The present statute differs in important respects from the 1927 act. It is now so drawn as to do away with the distinction which was made in our opinion in the Union New Haven Trust Co. case, and to apply generally to property held in the joint names of two or more persons and the survivor or survivors of them; also the earlier act expressly excepted from its operation joint checking or savings accounts in any bank, whereas the present statute expressly includes such accounts, subject to the exemption provided in it. So much, however, of our decision in the Union New Haven Trust Co. case as held that the legislature had the power to impose a tax upon the succession of the survivor to the right to the bonds there involved establishes its power to impose the tax provided in 396e. There is even more reason to hold that a bank account in the names of two or more persons with right of survivorship does not create a joint estate in the technical sense of the term than there was in the case of the bonds then considered. It is an incident of a true joint estate that each party has, as his own, an interest in the property, and while one joint tenant can convey away his interest, he cannot adversely affect the interest of the other joint tenant or tenants; Mitchell v. Hazen, 4 Conn. 495, 509; but in the case of a bank account in the name of two persons with a right of survivorship, either may draw out the entire sum and so destroy not only his own interest in it but that of the other tenant. The right which a survivor has, on the death of one of those in whose names the account stands, to succeed to the property is such an interest passing by death as to be properly subject to the succession tax. See Matter of Kane,247 N.Y. 219, 160 N.E. 17, modifying upon reargument *562 Matter of Kane, 246 N.Y. 498, 159 N.E. 410, cited in the Union New Haven Trust Co. case.

It is not contended on behalf of the estate that the computation of the tax upon the basis provided in the statute violates any constitutional limitation. It is only claimed that the result produced is "unfair." Considerations involved in that contention are to be addressed not to the courts but to the legislature, which may determine "the choice of subject-matter of taxation and the extent and manner of the tax, save as constitutional limitations may intervene." State ex rel. Brush v.

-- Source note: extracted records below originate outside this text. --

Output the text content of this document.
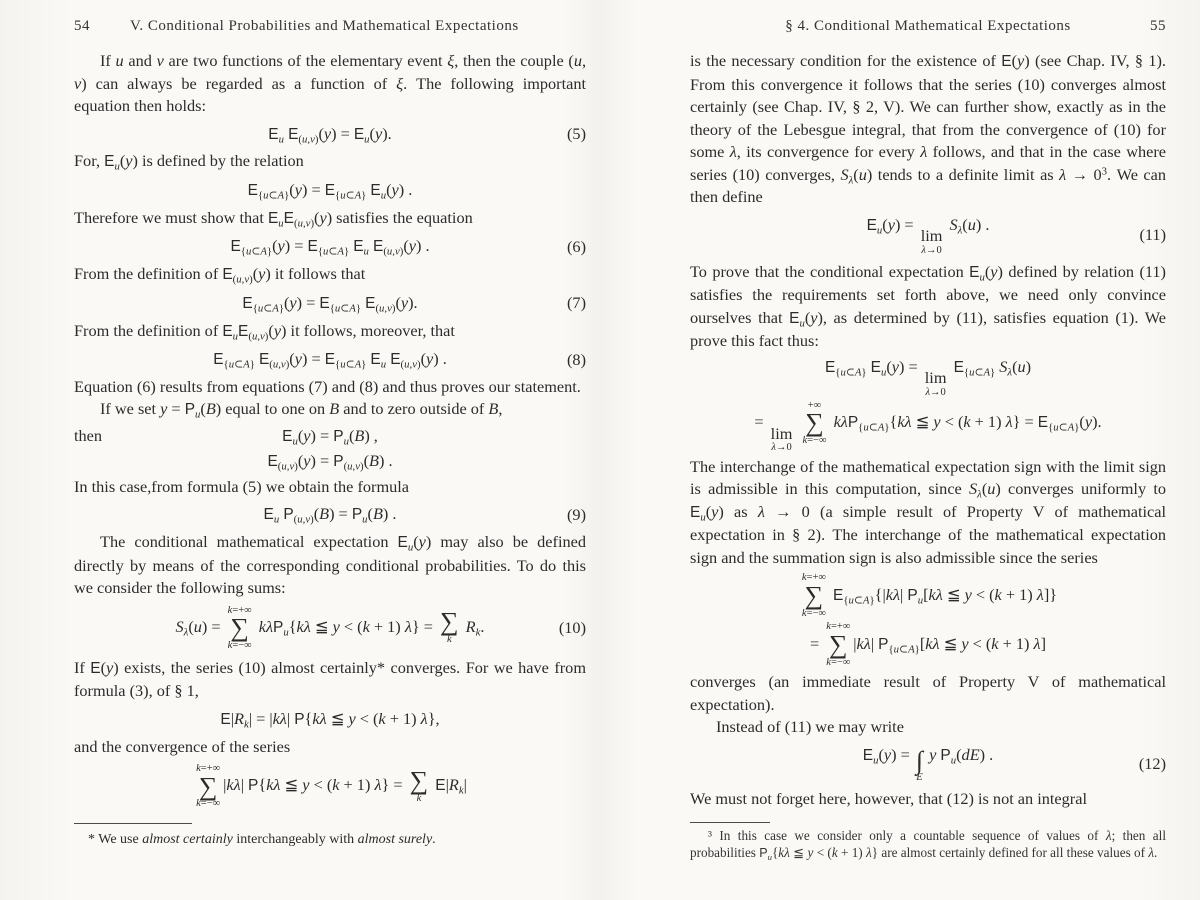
54	V. Conditional Probabilities and Mathematical Expectations

If u and v are two functions of the elementary event ξ, then the couple (u, v) can always be regarded as a function of ξ. The following important equation then holds:

$E_u$ $E_{(u,v)}(y) = E_u(y)$.	(5)

For, $E_u(y)$ is defined by the relation

$E_{\{u\subset A\}}(y) = E_{\{u\subset A\}}$ $E_u(y)$ .

Therefore we must show that $E_uE_{(u,v)}(y)$ satisfies the equation

$E_{\{u\subset A\}}(y) = E_{\{u\subset A\}}$ $E_u$ $E_{(u,v)}(y)$ .	(6)

From the definition of $E_{(u,v)}(y)$ it follows that

$E_{\{u\subset A\}}(y) = E_{\{u\subset A\}}$ $E_{(u,v)}(y)$.	(7)

From the definition of $E_uE_{(u,v)}(y)$ it follows, moreover, that

$E_{\{u\subset A\}}$ $E_{(u,v)}(y) = E_{\{u\subset A\}}$ $E_u$ $E_{(u,v)}(y)$ .	(8)

Equation (6) results from equations (7) and (8) and thus proves our statement.

If we set $y = P_u(B)$ equal to one on B and to zero outside of B,

then	$E_u(y) = P_u(B)$ ,
$E_{(u,v)}(y) = P_{(u,v)}(B)$ .

In this case,from formula (5) we obtain the formula

$E_u$ $P_{(u,v)}(B) = P_u(B)$ .	(9)

The conditional mathematical expectation $E_u(y)$ may also be defined directly by means of the corresponding conditional probabilities. To do this we consider the following sums:

$S_\lambda(u)$ =
k=+∞
∑
k=−∞
kλP$_u${kλ ≦ y < (k + 1) λ} = ∑
k
$R_k$.	(10)

If E(y) exists, the series (10) almost certainly* converges. For we have from formula (3), of § 1,

$E|R_k| = |k\lambda|$ P{kλ ≦ y < (k + 1) λ},

and the convergence of the series

k=+∞
∑
k=−∞
|kλ| P{kλ ≦ y < (k + 1) λ} = ∑
k
$E|R_k|$

* We use almost certainly interchangeably with almost surely.

§ 4. Conditional Mathematical Expectations	55

is the necessary condition for the existence of E(y) (see Chap. IV, § 1). From this convergence it follows that the series (10) converges almost certainly (see Chap. IV, § 2, V). We can further show, exactly as in the theory of the Lebesgue integral, that from the convergence of (10) for some λ, its convergence for every λ follows, and that in the case where series (10) converges, $S_\lambda(u)$ tends to a definite limit as $\lambda \to 0^3$. We can then define

$E_u(y)$ =
lim
λ→0
$S_\lambda(u)$ .
(11)

To prove that the conditional expectation $E_u(y)$ defined by relation (11) satisfies the requirements set forth above, we need only convince ourselves that $E_u(y)$, as determined by (11), satisfies equation (1). We prove this fact thus:

$E_{\{u\subset A\}}$ $E_u(y)$ =
lim
λ→0
$E_{\{u\subset A\}}$ $S_\lambda(u)$
=
lim
λ→0

+∞
∑
k=−∞
kλP$_{\{u\subset A\}}${kλ ≦ y < (k + 1) $\lambda\} = E_{\{u\subset A\}}(y)$.

The interchange of the mathematical expectation sign with the limit sign is admissible in this computation, since $S_\lambda(u)$ converges uniformly to $E_u(y)$ as λ → 0 (a simple result of Property V of mathematical expectation in § 2). The interchange of the mathematical expectation sign and the summation sign is also admissible since the series

k=+∞
∑
k=−∞
$E_{\{u\subset A\}}\{|k\lambda|$ $P_u[k\lambda$ ≦ y < (k + 1) λ]}
=
k=+∞
∑
k=−∞
|kλ| $P_{\{u\subset A\}}[k\lambda$ ≦ y < (k + 1) λ]

converges (an immediate result of Property V of mathematical expectation).

Instead of (11) we may write

$E_u(y)$ = ∫
E
y $P_u(dE)$ .	(12)

We must not forget here, however, that (12) is not an integral

³ In this case we consider only a countable sequence of values of λ; then all probabilities $P_u\{k\lambda$ ≦ y < (k + 1) λ} are almost certainly defined for all these values of λ.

Sixth Taxing District, 104 Conn. 192,198, 132 A. 561. Counsel for the estate cite to us certain decisions in New York and New Jersey, but while 1362 of the General Statutes was virtually copied from the New York statute, 396e so varies from the statutes of either New York or New Jersey as to make their decisions largely inapplicable to it. Pennsylvania has, however, a statute very similar to ours, and in In re Cochrane's Estate, 342 Pa. 108,20 A.2d 305, it was upheld and its application to bank accounts deposited in the joint names of the deceased and another was sustained.

It is sufficient answer to the questions propounded to say that a tax should be computed by deducting the statutory exemption of $5000 from the aggregate amounts of the accounts in the names of Cooper and Julia M. Hawley, whether the funds for those accounts were contributed by one or the other, and applying the proper tax rate to one-half of the remainder.

No costs will be taxed in this court to either party.

In this opinion the other judges concurred.